The remaining priorities cover a wide range including providing alternative models of housing, such a multigenerational or shared living options; resources to reduce unnecessary hospitalizations and emergency department visits; and better and more-informed attitudes and skills from those providing care and services to those with frailty.
Older adults must have a voice in policy and program priority setting if we are to implement systems that are responsive to their needs. The need for patient involvement in setting both frailty research and policy priorities is particularly urgent since older adults have historically been underrepresented in decision-making in health and social care systems.
Priority setting with the voices of older adults can only make the health and social services systems better – for everyone. As our society ages, and as we begin to manage the challenges that come with an aging society, let’s make sure to listen to the voices of those living with frailty.

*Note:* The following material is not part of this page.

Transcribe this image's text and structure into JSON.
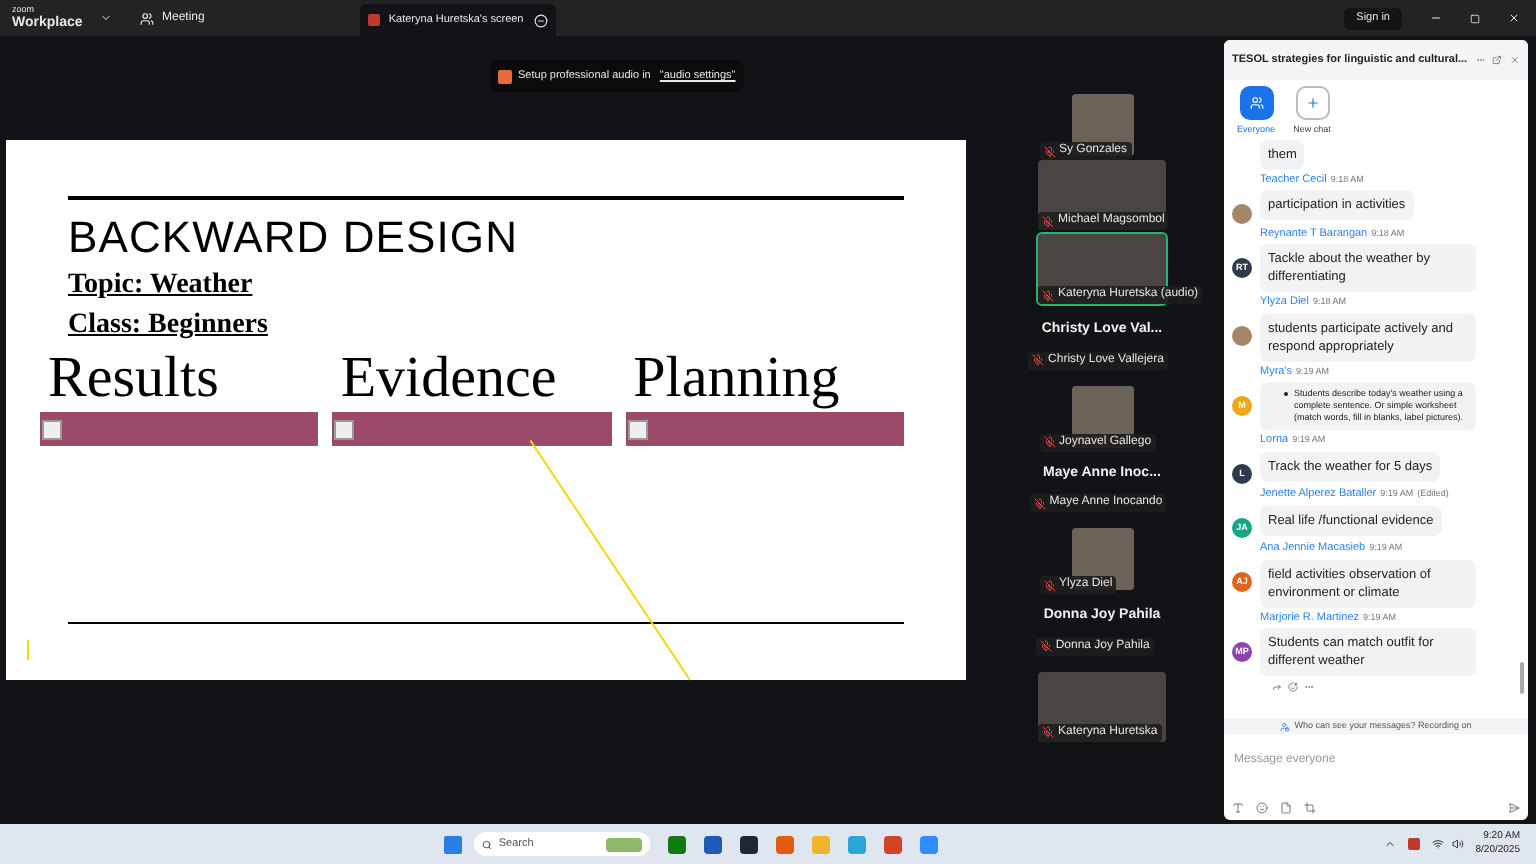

Katherine McGilton is a Senior Scientist at the Toronto Rehabilitation Institute-UHN, a Professor in the Lawrence S Bloomberg, Faculty of Nursing at the University of Toronto and a Network Investigator with Canadian Frailty Network.
John Muscedere is the Scientific Director and CEO of the Canadian Frailty Network (CFN). He’s also an Expert Advisor with EvidenceNetwork.ca, Professor of Critical Care Medicine at Queen’s University and an intensivist at Kingston General Hospital.